The AER determined that while the 2010 Reclamation Criteria does not require the complete eradication of weed and noxious plants in order to issue a reclamation certificate, it does require that prohibited noxious weeds be destroyed and noxious plants be controlled. The AER held that CNRL had not sprayed the 11-9 Site for weeds since its inspection in 2013, and that CNRL therefore did not continue to control quack grass on the site.
Accordingly, based on the presence of quack grass on the 11-9 Site, the AER held that the 11-9 Site did not meet the reclamation criteria and had not been returned to an equivalent land capability.
Completeness of CNRL Application
CNRL stated that it sprayed the 11-9 Site for quack grass with Assure II in September 2012 and in June 2013, which it submitted killed or suppressed all above-ground growth of the grass, so it was not visible at the time of its inspection and application.
During the complaint inspection however, both the landowner and RPG identified patches of quack grass on the 11-9 Site. Further testing confirmed the presence of quack grass.
The RPG submitted that the application was therefore not complete or accurate, as the inspection and application failed to document the presence of quack grass at the 11-9 Site.
The AER held that the applications of Assure II to the 11-9 Site could reasonably have suppressed or controlled quack grass, and that it was therefore entirely reasonable that the inspection and application did not identify quack grass on-site. The AER therefore determined that the application was not incomplete or inaccurate, as the inspection and application were simply a “snapshot” in time, where there was no observable quack grass.
Other Issues
The RPG argued that the application was not complete since it did not include signed release letters setting out that the perimeter fence and culvert would remain in place. The RPG noted that the 2010 Reclamation Criteria provides that facilities or features that are to remain in place must be approved by the landowner.

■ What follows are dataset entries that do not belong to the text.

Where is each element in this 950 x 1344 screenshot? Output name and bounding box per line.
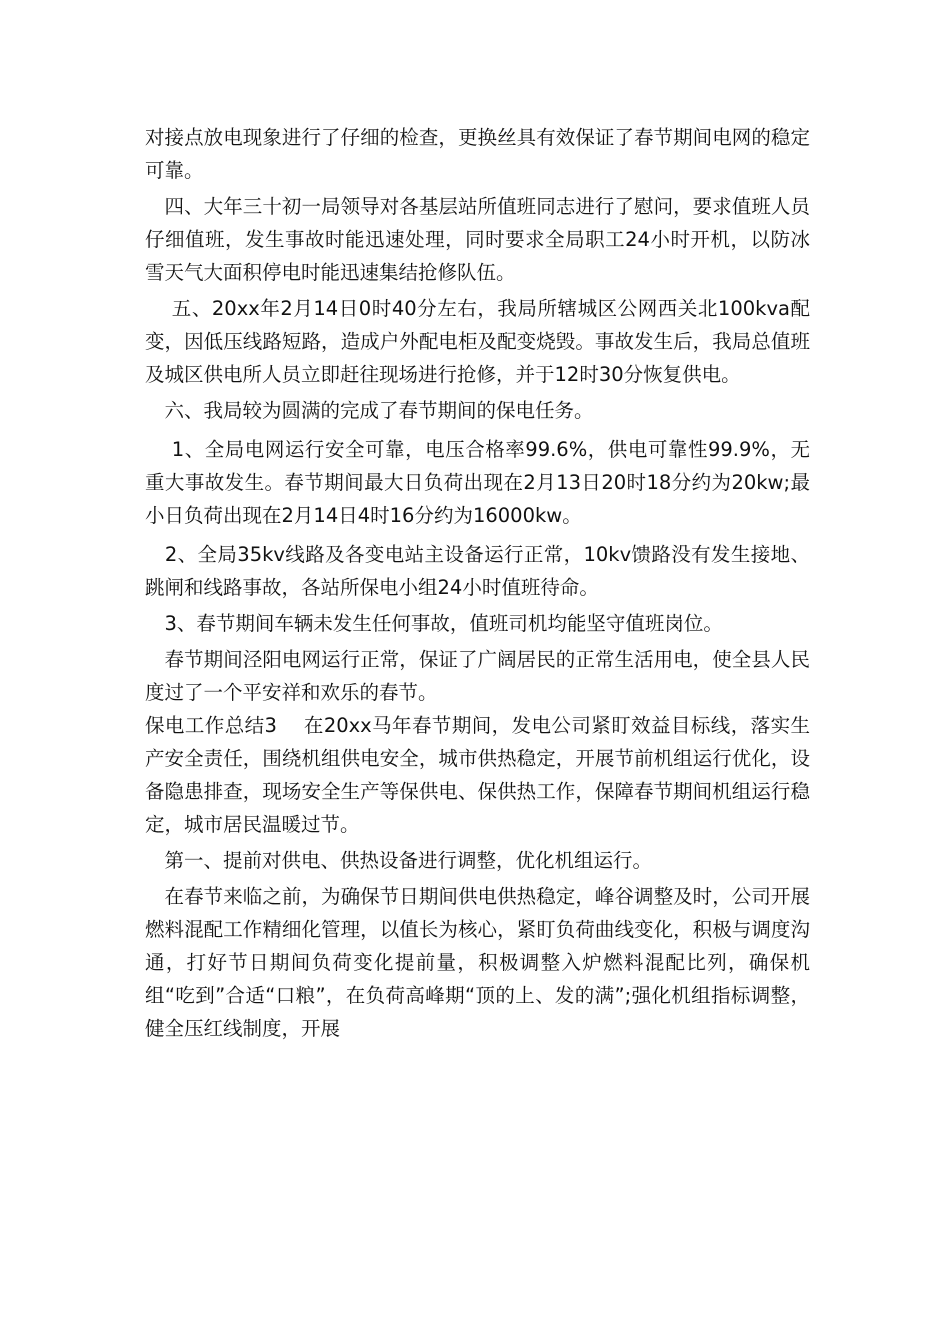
paragraph-item-six: 六、我局较为圆满的完成了春节期间的保电任务。 [145,399,594,422]
paragraph-before-festival: 在春节来临之前，为确保节日期间供电供热稳定，峰谷调整及时，公司开展燃料混配工作精细化管理，以值长为核心，紧盯负荷曲线变化，积极与调度沟通，打好节日期间负荷变化提前量，积极调整入炉燃料混配比列，确保机组“吃到”合适“口粮”，在负荷高峰期“顶的上、发的满”;强化机组指标调整，健全压红线制度，开展 [145,885,810,1040]
paragraph-subitem-three: 3、春节期间车辆未发生任何事故，值班司机均能坚守值班岗位。 [145,612,723,635]
paragraph-item-five: 五、20xx年2月14日0时40分左右，我局所辖城区公网西关北100kva配变，因低压线路短路，造成户外配电柜及配变烧毁。事故发生后，我局总值班及城区供电所人员立即赶往现场进行抢修，并于12时30分恢复供电。 [145,297,810,386]
paragraph-subitem-one: 1、全局电网运行安全可靠，电压合格率99.6%，供电可靠性99.9%，无重大事故发生。春节期间最大日负荷出现在2月13日20时18分约为20kw;最小日负荷出现在2月14日4时16分约为16000kw。 [145,438,810,527]
paragraph-fuse-inspection: 对接点放电现象进行了仔细的检查，更换丝具有效保证了春节期间电网的稳定可靠。 [145,126,810,182]
paragraph-summary: 春节期间泾阳电网运行正常，保证了广阔居民的正常生活用电，使全县人民度过了一个平安祥和欢乐的春节。 [145,648,810,704]
paragraph-first-item: 第一、提前对供电、供热设备进行调整，优化机组运行。 [145,849,653,872]
paragraph-item-four: 四、大年三十初一局领导对各基层站所值班同志进行了慰问，要求值班人员仔细值班，发生事故时能迅速处理，同时要求全局职工24小时开机，以防冰雪天气大面积停电时能迅速集结抢修队伍。 [145,195,810,284]
paragraph-summary-three-intro: 保电工作总结3 在20xx马年春节期间，发电公司紧盯效益目标线，落实生产安全责任，围绕机组供电安全，城市供热稳定，开展节前机组运行优化，设备隐患排查，现场安全生产等保供电、保供热工作，保障春节期间机组运行稳定，城市居民温暖过节。 [145,714,810,836]
paragraph-subitem-two: 2、全局35kv线路及各变电站主设备运行正常，10kv馈路没有发生接地、跳闸和线路事故，各站所保电小组24小时值班待命。 [145,543,810,599]
document-body [145,121,810,1045]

CNRL argued that these sorts of releases would normally be considered a “minor” deficiency that could be rectified within 30 days of the application, and that in any event, the culvert was the property of Alberta Transportation. CNRL also later provided a letter of release from Alberta Transportation during the hearing, allowing the culvert and other facilities to remain in place.
The AER held that the perimeter fence would need to be taken down before a reclamation certificate may be issued. However, as the landowner expressed a preference for the reclamation certificate to be issued prior to the removal of the fence, the AER did not find that the application was incomplete due to the absence of the fence release.
The AER also noted that communication between CNRL and the landowner, based on the record of the proceeding, was insufficient, and in its determination, not effective. The AER found that timely and effective communication would have likely addressed many of the difficulties and concerns raised during the course of the hearing.
The AER therefore reminded CNRL and the landowner that the AER’s alternative dispute resolution was available for operational energy disputes of this nature.
The AER also noted that the passage of time, including significant delays in the inspection, application and complaint complicated the process greatly regarding the evidence in the proceeding. The AER held that a shorter timeframe would have reduced any potential for inaccuracies or discrepancies at the 11-9 Site between the application, inspection and subsequent visits.
Order
Based on the determinations above, the AER found that the 11-9 Site did not meet the 2010 Reclamation Criteria and that CNRL’s reclamation certificate application was accordingly incomplete. The AER therefore refused to issue a reclamation certificate for the 11-9 Site, but invited CNRL to apply for a reclamation certificate once the site met the 2010 Reclamation Criteria.